Sneha Raman


2025

pdf bib
Predicting Prosodic Boundaries for Children’s Texts
Mansi Dhamne | Sneha Raman | Preeti Rao
Proceedings of the 2025 Conference on Empirical Methods in Natural Language Processing

Reading fluency in any language requires accurate word decoding but also natural prosodic phrasing i.e the grouping of words into rhythmically and syntactically coherent units. This holds for, both, reading aloud and silent reading. While adults pause meaningfully at clause or punctuation boundaries, children aged 8-13 often insert inappropriate pauses due to limited breath control and underdeveloped prosodic awareness.
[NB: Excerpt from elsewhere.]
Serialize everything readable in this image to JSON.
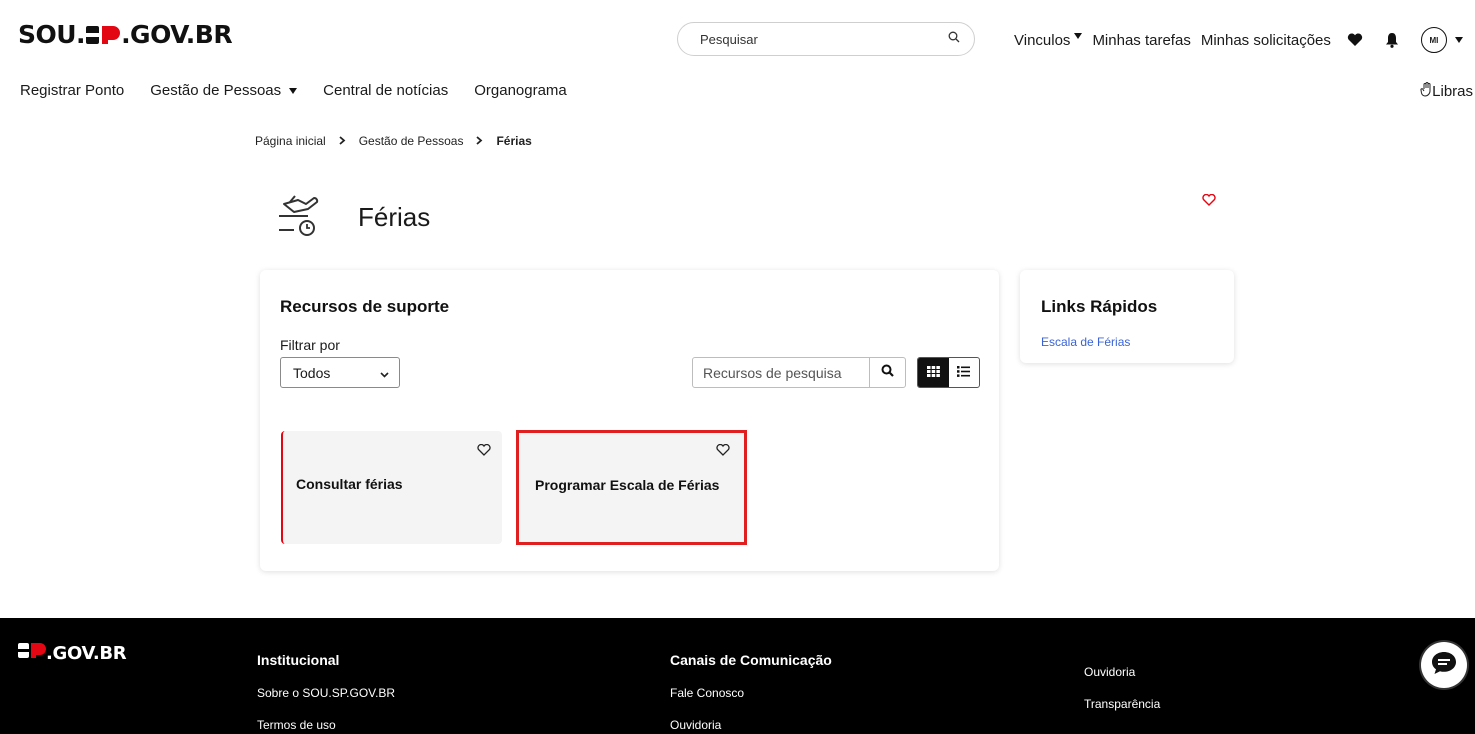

We present a text-based model to predict cognitively appropriate pause locations in children’s reading material. Using a curated dataset of 54 leveled English stories annotated for potential pauses, or prosodic boundaries, by 21 fluent speakers, we find that nearly 30% of pauses occur at non-punctuation locations of the text, highlighting the limitations of using only punctuation-based cues. Our model combines lexical, syntactic, and contextual features with a novel breath duration feature that captures syllable load since the last major boundary. This cognitively motivated approach can model both allowed and “forbidden” pauses. The proposed framework supports applications such as child-directed TTS and oral reading fluency assessment where the proper grouping of words is considered critical to reading comprehension.